The Princeton Area Community Foundation’s Fund for Women and Girls will hold a lunchtime panel discussion to address ways in which early investments in children can improve the lives of families.

“Thriving Women, Thriving Communities: Breaking the Cycle of Poverty Through Early Investment in Our Children” will be held from 11:30 a.m. to 1:30 p.m. May 5 at Mercer Oaks Golf Course, 725 Village Road West, West Windsor. Tickets are $40 each.

The Fund for Women and Girls works to improve the lives of economically vulnerable women and girls in the Greater Mercer County region through community investment, education and collaboration.

Panelists will discuss the crucial importance of early childhood on the social, emotional, and economic well-being of women and girls. High quality programs designed for disadvantaged children between the ages of birth and five “can deliver a 13 percent per child, per year return on investment through better outcomes in education, health, social behaviors and employment,” according to the Heckman Equation.

The event is sponsored by BNY Mellon Wealth Management.

Our panel:

  • Jacqueline Jones, Ph.D., President & CEO, Foundation for Child Development, keynote speaker
  • Ingrid W. Reed, retired Director of the New Jersey Project at Rutgers Eagleton Institute of Politics, moderator
  • Ana I. Berdecia, M.Ed., Senior Fellow/Director of the Center for the Positive Development of Urban Children at the John S. Watson Institute for Public Policy of Thomas Edison State University
  • Sarah Steward, Chief Operating Officer at HomeFront

FWG 2017 lunch speakers

Jones previously served as a Senior Advisor on Early Learning to former Secretary of Education Arne Duncan and as the country’s first Deputy Assistant Secretary for Policy and Early Learning in the U.S. Department of Education. She has also served as the Assistant Commissioner for the Division of Early Childhood Education in the New Jersey Department of Education and a Senior Research Scientist at Educational Testing Service in Princeton. She is a member of the National Academies Board on Children, Youth and Families and served on the National Academy of Sciences committee that produced Transforming the Workforce for Children Birth Through Age 8: A Unifying Foundation.

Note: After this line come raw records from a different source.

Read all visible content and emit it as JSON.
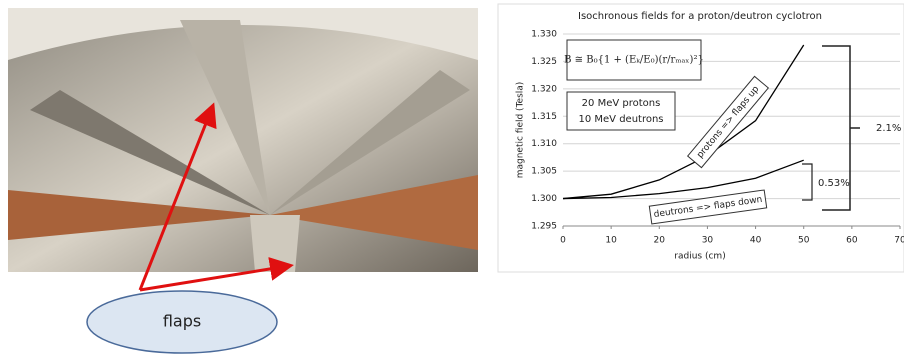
{
  "callout": "flaps",
  "chart_data": {
    "type": "line",
    "title": "Isochronous fields for a proton/deutron cyclotron",
    "x_label": "radius (cm)",
    "y_label": "magnetic field (Tesla)",
    "x": [
      0,
      10,
      20,
      30,
      40,
      50
    ],
    "series": [
      {
        "name": "protons",
        "color": "#000000",
        "values": [
          1.3,
          1.3008,
          1.3034,
          1.3078,
          1.3142,
          1.328
        ]
      },
      {
        "name": "deutrons",
        "color": "#000000",
        "values": [
          1.3,
          1.3002,
          1.3009,
          1.302,
          1.3037,
          1.307
        ]
      }
    ],
    "xlim": [
      0,
      70
    ],
    "xticks": [
      0,
      10,
      20,
      30,
      40,
      50,
      60,
      70
    ],
    "ylim": [
      1.295,
      1.33
    ],
    "yticks": [
      1.295,
      {
        "value": 1.3,
        "label": "1.300"
      },
      1.305,
      {
        "value": 1.31,
        "label": "1.310"
      },
      1.315,
      {
        "value": 1.32,
        "label": "1.320"
      },
      1.325,
      {
        "value": 1.33,
        "label": "1.330"
      }
    ],
    "grid": true,
    "formula": "B ≅ B₀{1 + (Eₖ/E₀)(r/rₘₐₓ)²}",
    "annotations": [
      "20 MeV protons",
      "10 MeV deutrons",
      "protons => flaps up",
      "deutrons => flaps down",
      "2.1%",
      "0.53%"
    ]
  }
}
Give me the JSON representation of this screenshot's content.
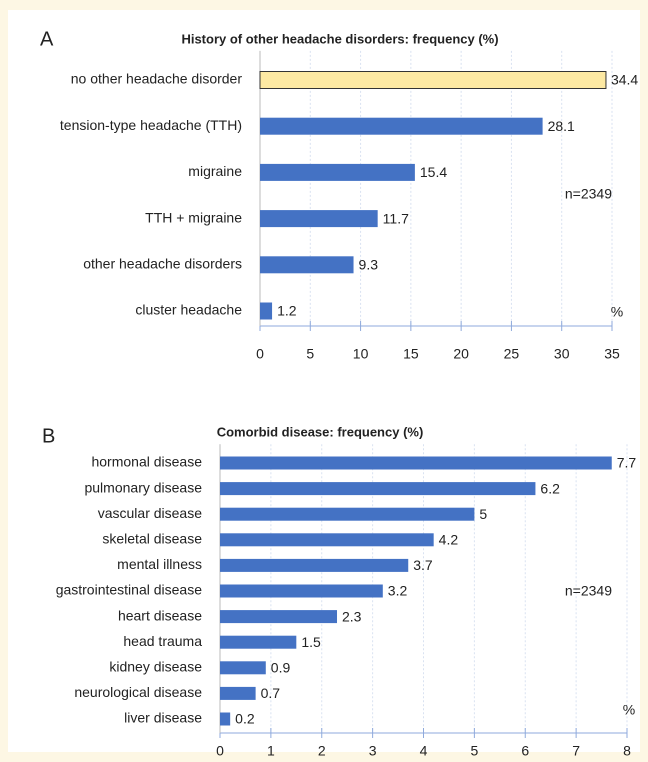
{
  "chart_data": [
    {
      "type": "barh",
      "panel": "A",
      "title": "History of other headache disorders: frequency (%)",
      "categories": [
        "no other headache disorder",
        "tension-type headache (TTH)",
        "migraine",
        "TTH + migraine",
        "other headache disorders",
        "cluster headache"
      ],
      "values": [
        34.4,
        28.1,
        15.4,
        11.7,
        9.3,
        1.2
      ],
      "colors": [
        "#fde9a3",
        "#4472c4",
        "#4472c4",
        "#4472c4",
        "#4472c4",
        "#4472c4"
      ],
      "xlim": [
        0,
        35
      ],
      "xticks": [
        0,
        5,
        10,
        15,
        20,
        25,
        30,
        35
      ],
      "grid": true,
      "annotation": "n=2349",
      "unit": "%"
    },
    {
      "type": "barh",
      "panel": "B",
      "title": "Comorbid disease: frequency (%)",
      "categories": [
        "hormonal disease",
        "pulmonary disease",
        "vascular disease",
        "skeletal disease",
        "mental illness",
        "gastrointestinal disease",
        "heart disease",
        "head trauma",
        "kidney disease",
        "neurological disease",
        "liver disease"
      ],
      "values": [
        7.7,
        6.2,
        5,
        4.2,
        3.7,
        3.2,
        2.3,
        1.5,
        0.9,
        0.7,
        0.2
      ],
      "colors": [
        "#4472c4",
        "#4472c4",
        "#4472c4",
        "#4472c4",
        "#4472c4",
        "#4472c4",
        "#4472c4",
        "#4472c4",
        "#4472c4",
        "#4472c4",
        "#4472c4"
      ],
      "xlim": [
        0,
        8
      ],
      "xticks": [
        0,
        1,
        2,
        3,
        4,
        5,
        6,
        7,
        8
      ],
      "grid": true,
      "annotation": "n=2349",
      "unit": "%"
    }
  ]
}
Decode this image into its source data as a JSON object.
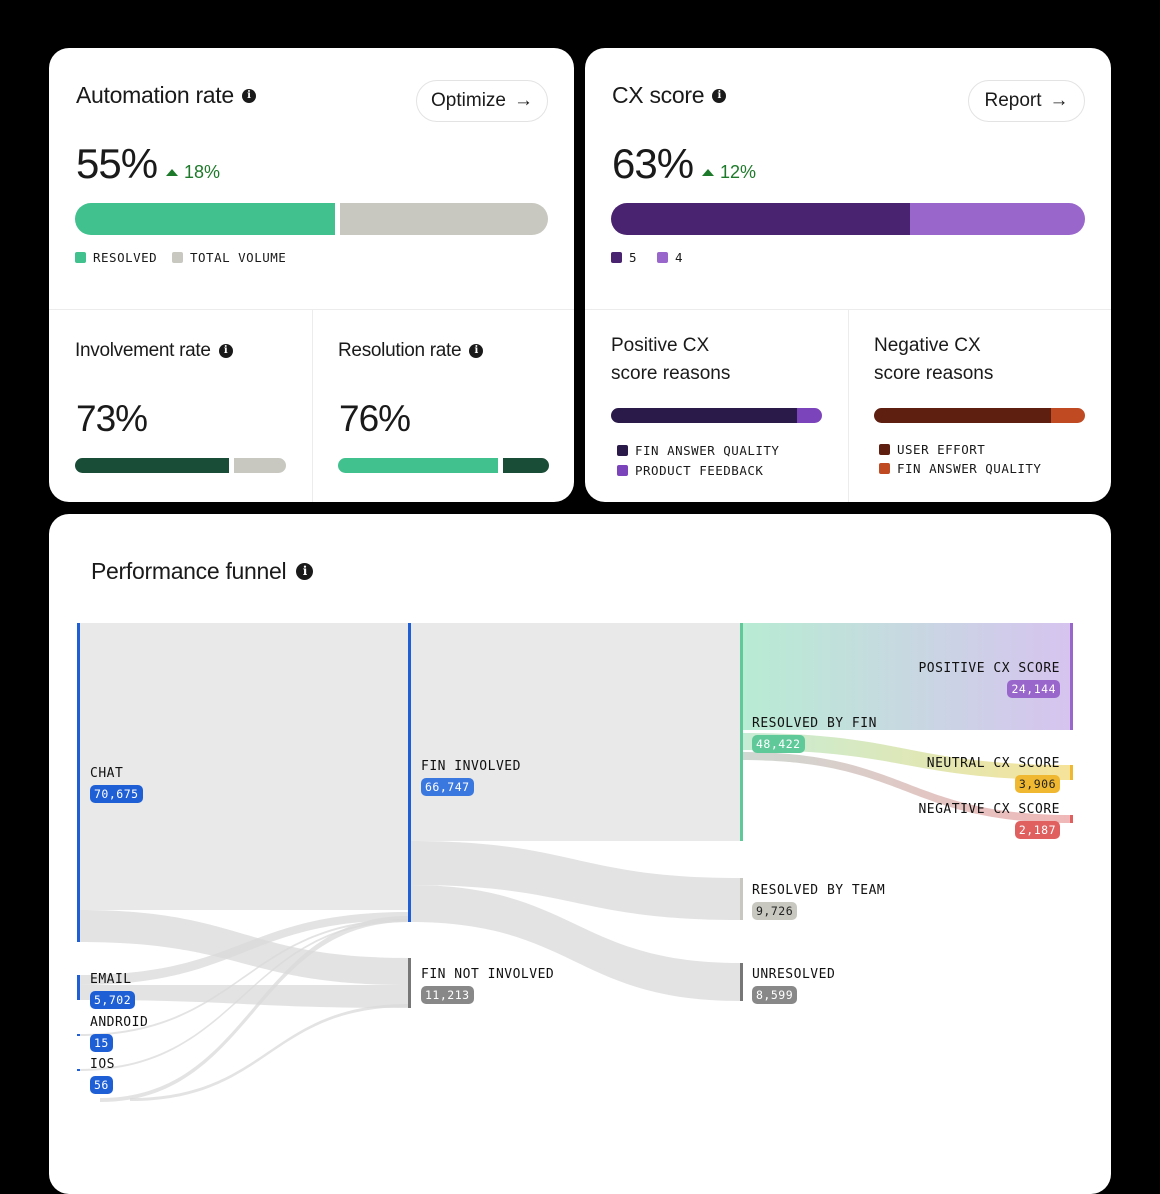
{
  "automation": {
    "title": "Automation rate",
    "button": "Optimize",
    "value": "55%",
    "delta": "18%",
    "resolved_pct": 55,
    "legend": [
      "RESOLVED",
      "TOTAL VOLUME"
    ],
    "colors": [
      "#40c18e",
      "#c8c8c0"
    ]
  },
  "involvement": {
    "title": "Involvement rate",
    "value": "73%",
    "pct": 73,
    "colors": [
      "#1a4d38",
      "#c8c8c0"
    ]
  },
  "resolution": {
    "title": "Resolution rate",
    "value": "76%",
    "pct": 76,
    "colors": [
      "#40c18e",
      "#1a4d38"
    ]
  },
  "cx": {
    "title": "CX score",
    "button": "Report",
    "value": "63%",
    "delta": "12%",
    "pct": 63,
    "legend": [
      "5",
      "4"
    ],
    "colors": [
      "#4a2370",
      "#9966cc"
    ]
  },
  "positive": {
    "title_line1": "Positive CX",
    "title_line2": "score reasons",
    "legend": [
      "FIN ANSWER QUALITY",
      "PRODUCT FEEDBACK"
    ],
    "pct": 88,
    "colors": [
      "#2a1a4a",
      "#7c44bb"
    ]
  },
  "negative": {
    "title_line1": "Negative CX",
    "title_line2": "score reasons",
    "legend": [
      "USER EFFORT",
      "FIN ANSWER QUALITY"
    ],
    "pct": 84,
    "colors": [
      "#5e1e10",
      "#c04a22"
    ]
  },
  "funnel": {
    "title": "Performance funnel",
    "nodes": {
      "chat": {
        "label": "CHAT",
        "value": "70,675"
      },
      "email": {
        "label": "EMAIL",
        "value": "5,702"
      },
      "android": {
        "label": "ANDROID",
        "value": "15"
      },
      "ios": {
        "label": "IOS",
        "value": "56"
      },
      "fin_involved": {
        "label": "FIN INVOLVED",
        "value": "66,747"
      },
      "fin_not_involved": {
        "label": "FIN NOT INVOLVED",
        "value": "11,213"
      },
      "resolved_fin": {
        "label": "RESOLVED BY FIN",
        "value": "48,422"
      },
      "resolved_team": {
        "label": "RESOLVED BY TEAM",
        "value": "9,726"
      },
      "unresolved": {
        "label": "UNRESOLVED",
        "value": "8,599"
      },
      "positive": {
        "label": "POSITIVE CX SCORE",
        "value": "24,144"
      },
      "neutral": {
        "label": "NEUTRAL CX SCORE",
        "value": "3,906"
      },
      "negative": {
        "label": "NEGATIVE CX SCORE",
        "value": "2,187"
      }
    }
  }
}
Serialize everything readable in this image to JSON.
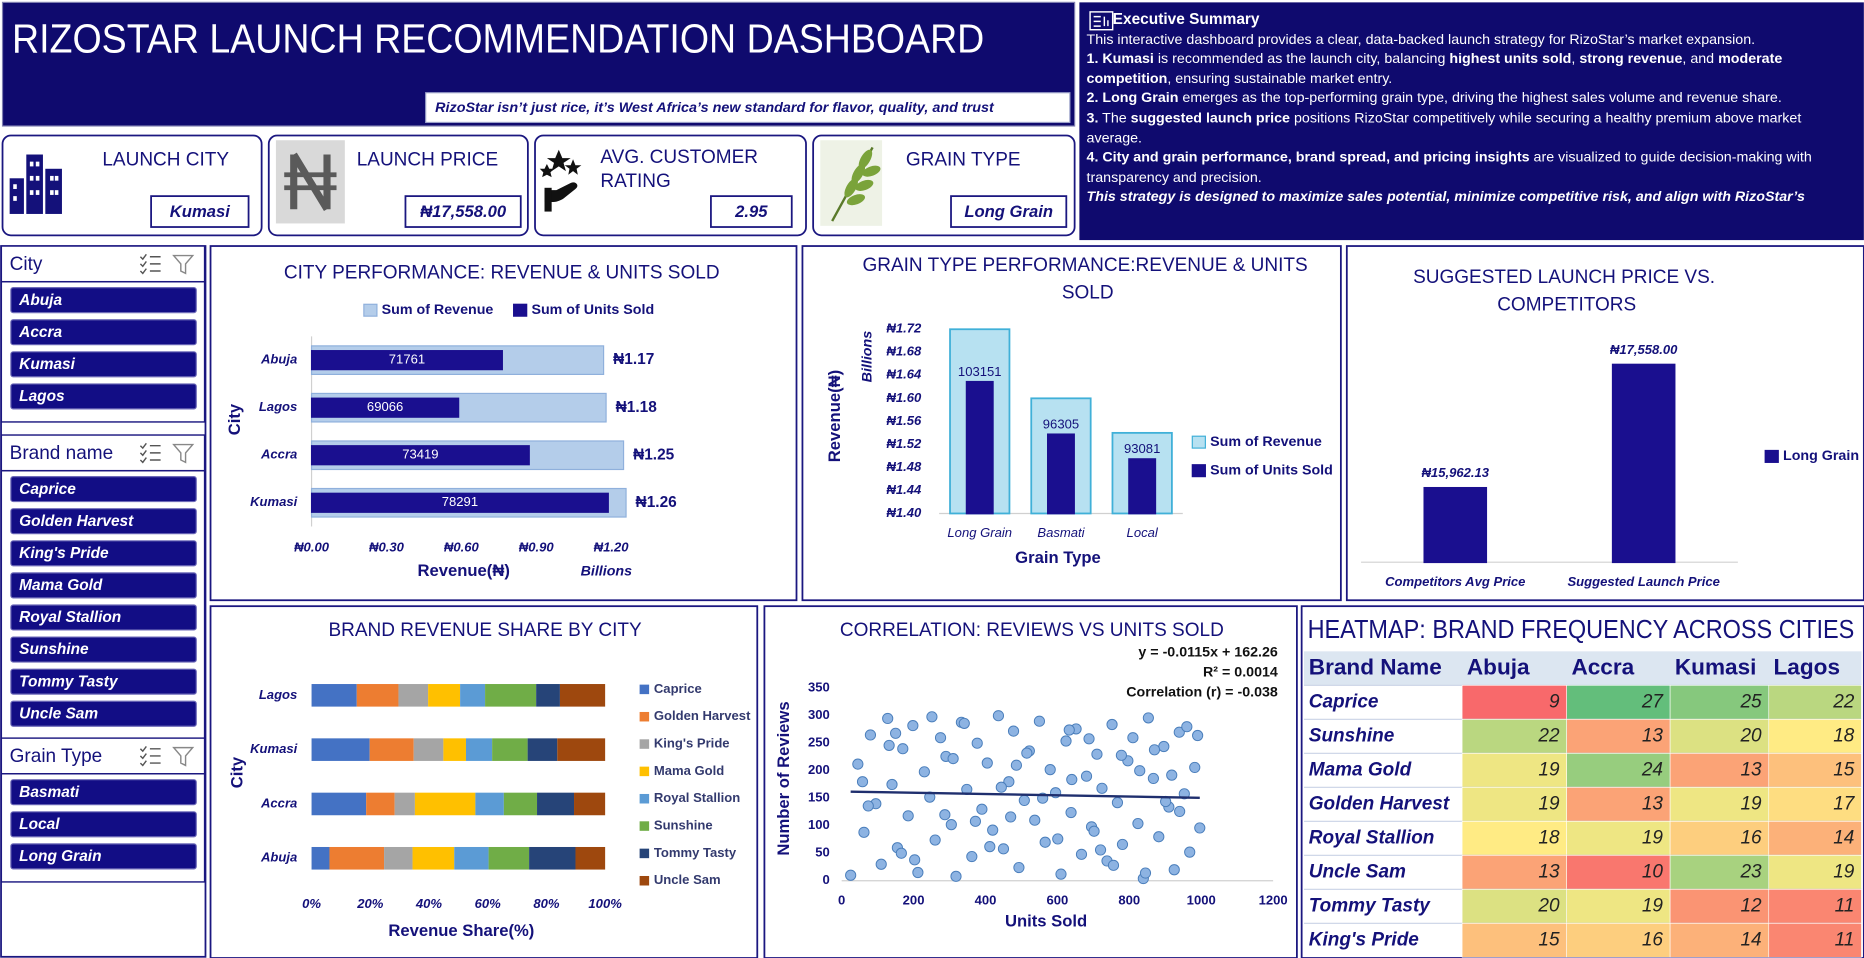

Reed, a policy analyst focusing on New Jersey civic affairs, will moderate the discussion. Before joining Eagleton, Reed served as vice president for public affairs and corporate secretary of The Rockefeller University in New York and as assistant dean of Princeton University’s Woodrow Wilson School of Public and International Affairs. She is the chair of the board of NJSpotlight, a civic journalism website. She also serves on the boards of New Jersey Future, Womanspace, the Princeton Symphony Orchestra and the Princeton Adult School, and sits on the community advisory board of NJTV.

Berdecia previously served as the Executive Director of the Puerto Rican Community Day Care Center Inc. in Trenton. Her research has been presented at national, state and local conferences. She serves on the Princeton Area Community Foundation Board of Trustees and the New Jersey Council for Young Children.

Steward’s organization, HomeFront, was awarded a 2016 grant from the Fund for Women and Girls for its Childcare Access for Mothers in Need program at the Atkinson Child Development Center in Ewing. Through this program, very low-income mothers can focus on their own needs, while their children receive free, quality childcare. Steward is also the president of the Ewing Township Council.

The Princeton Area Community Foundation’s Fund for Women and Girls supports the economic security of women and girls in central New Jersey. In 2016, the Fund awarded $132,500 in grants to local nonprofits. Fund members commissioned research on the needs of women and girls in the region, the results of which have shaped those funding priorities.

The Princeton Area Community Foundation promotes philanthropy and builds community across Mercer County and central New Jersey. It helps people and companies make effective charitable gifts and awards grants to nonprofits. Since its founding in 1991, the Community Foundation has grown into an organization with more than $140 million in assets and made grants of more than $95 million, including nearly $16 million in 2016.